Combine an academic, a practitioner, a techie, and a lawyer, and you have Dr. Amit Elazari Bar On, director of global cybersecurity policy at Intel and lecturer at UC Berkeley’s School of Information, whose focus is cyberlaw, privacy and intellectual property.
Before Intel, Elazari Bar On promoted Israeli patented photovoltaic technologies and served in an Israeli military elite intelligence unit.
In short, she knows her cybersecurity and isn’t afraid to share.
SEE: Launching a career in cybersecurity: An insider’s guide (free PDF) (TechRepublic download)
In partnership with the UCLA Burkle Center for International Relations, Elazari recently held a live podcast to discuss her research in cybersecurity, patents, copyright, privacy and private ordering, and the evolving cybersecurity issues plaguing companies.
The focus was on how security is one of the most evolving and impactful landscapes in the regulatory sphere and the proposed initiatives in the areas of data protection, Internet of Things (IoT), Coordinated Vulnerability Disclosure (CVD), and more.
Following are highlights from Elazari’s talk:
The ethical hacker and bug bounties
Elazari discussed the emergence of the ethical hacker, someone who looks for vulnerabilities in cyber-systems and reports vulnerabilities to the corporation, so it can mitigate the vulnerability and issue a patch for a fix.
She referenced the drone manufacturer’s DJI’s bug-bounty program, and explained, “This is basically a concept that is really developing among not just Silicon Valley companies, but the entire technology sector.
“This is the idea that companies can actually collaborate with external hackers, ethical hackers, friendly hackers, and security researchers,” who are not employed by the organization, “but out there testing the devices for potential security vulnerabilities or for potential issues that might leak information of users or whatnot.”
The companies are “actually offering money bounties, yes, like in the wild, wild West,” Elazari continued.
The security community, she said, is into the concept of bug bounties and is becoming increasingly popular in Europe, with the Swedish and Dutch community.
Hacking, however, is not clean nor does it work according to a plan, she said. “It’s really about collaboration and increasing collaboration, and this is going to be more important as we think about all the regulatory initiatives and concepts that we have in the area of IoT security, an area which is definitely critical,” she said.

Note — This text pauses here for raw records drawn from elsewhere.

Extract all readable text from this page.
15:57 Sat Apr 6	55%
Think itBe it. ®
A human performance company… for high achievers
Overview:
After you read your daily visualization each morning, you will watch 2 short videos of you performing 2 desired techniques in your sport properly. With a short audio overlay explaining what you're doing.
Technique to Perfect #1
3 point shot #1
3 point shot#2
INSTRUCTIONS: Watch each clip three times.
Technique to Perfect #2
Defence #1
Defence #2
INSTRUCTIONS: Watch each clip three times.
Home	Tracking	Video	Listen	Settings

In the DJI system case, an ethical hacker detected a vulnerability, she said. He reported it, but due to miscommunication and disagreements, “a legal threat letter was exchanged, mentioning one piece of legislation that you might have heard about, computer crime and fraud, the Computer Crime Fraud and Abuse Act,” she said.

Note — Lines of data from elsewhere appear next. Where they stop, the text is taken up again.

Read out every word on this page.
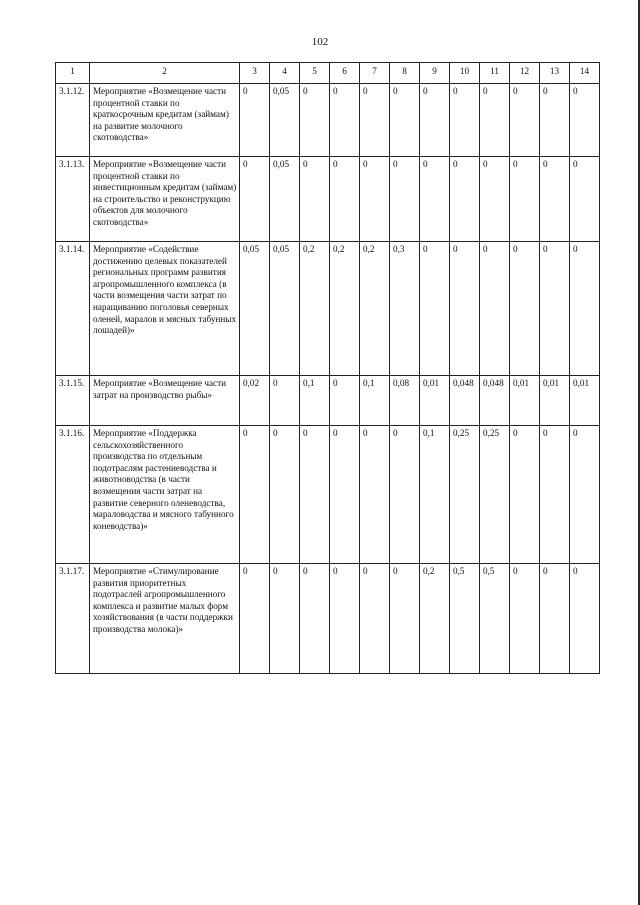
102
1	2	3	4	5	6	7	8	9	10	11	12	13	14
3.1.12.	Мероприятие «Возмещение части процентной ставки по краткосрочным кредитам (займам) на развитие молочного скотоводства»	0	0,05	0	0	0	0	0	0	0	0	0	0
3.1.13.	Мероприятие «Возмещение части процентной ставки по инвестиционным кредитам (займам) на строительство и реконструкцию объектов для молочного скотоводства»	0	0,05	0	0	0	0	0	0	0	0	0	0
3.1.14.	Мероприятие «Содействие достижению целевых показателей региональных программ развития агропромышленного комплекса (в части возмещения части затрат по наращиванию поголовья северных оленей, маралов и мясных табунных лошадей)»	0,05	0,05	0,2	0,2	0,2	0,3	0	0	0	0	0	0
3.1.15.	Мероприятие «Возмещение части затрат на производство рыбы»	0,02	0	0,1	0	0,1	0,08	0,01	0,048	0,048	0,01	0,01	0,01
3.1.16.	Мероприятие «Поддержка сельскохозяйственного производства по отдельным подотраслям растениеводства и животноводства (в части возмещения части затрат на развитие северного оленеводства, мараловодства и мясного табунного коневодства)»	0	0	0	0	0	0	0,1	0,25	0,25	0	0	0
3.1.17.	Мероприятие «Стимулирование развития приоритетных подотраслей агропромышленного комплекса и развитие малых форм хозяйствования (в части поддержки производства молока)»	0	0	0	0	0	0	0,2	0,5	0,5	0	0	0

The Computer Crime Fraud and Abuse Act (CFAA), Elazari said, is one of the main anti-hacking laws in the United States.
“It basically deals with the legality of activities like hacking an unauthorized access to computers and deals with issues of criminal and civil liability around hacking,” Elazari explained. “And those are issues that we still have some legal ambiguity around, academically speaking, here in the United States. It touches upon key issues like the legality of scraping information from the internet, and the relationship between employees and companies, and how employees potentially violate the company, [due to] computer-usage policies.”
Because of how interconnected everyone seems to be, “what we’re seeing with connectivity, [are] definitely proposed regulations of policies in the area of security and privacy,” Elazari said. She brought up the California Consumer Privacy Act (CCPA), which is the California privacy law that is coming to consumers in California starting January 2020.
“This is just one example of the kind of issue that we’re seeing and regulatory landscape, the issue of equipping users with rights, about their data,” she said.
SEE: What Businesses Need to Know About the California Consumer Privacy Act (CCPA) (TechRepublic Premium)
The focus on cybersecurity issues, she said, is less on the breach of confidentiality, but the misuse of how the information is handled.
Control of personal data
“In the past, conversations [focused on the] kind of damages [that] arise, data harms,” she said. “Today, we are seeing regulators talking a lot about data rights,” basically regulatory concepts where, “individuals have in their data, the right to delete, and right to port their information. All of these concepts are expansions we’re seeing in the regulatory landscape, and we need to think about things like harmonization, as we address those issues.”
“Regulators,” she continued, “are becoming very technical and very tech savvy. So the Federal Trade Commission, the main consumer protection organization here in the United States, has done a lot of work in the area of security. And what’s interesting is that if you look at some of the settlements that they brought against companies…they have very detailed settlements. They have technical experts, they have a whole division of engineers working together with the lawyers, and they go into the weeds.”
Passwords are still a security issue still, but in the future Elazari noted, “You will not have passwords anymore, and these are the kind of innovations that we’re working on.”
Technologies are international and continue to cross borders. “That’s why we have international standards on this,” she said. “It is why we need harmonization. The UK court of practice suggested that the vulnerability disclosure policy is one of the issues that they want to see in IoT security. So definitely, this is a global issue. We need to harmonize, and we need to think about the global nature of technology.”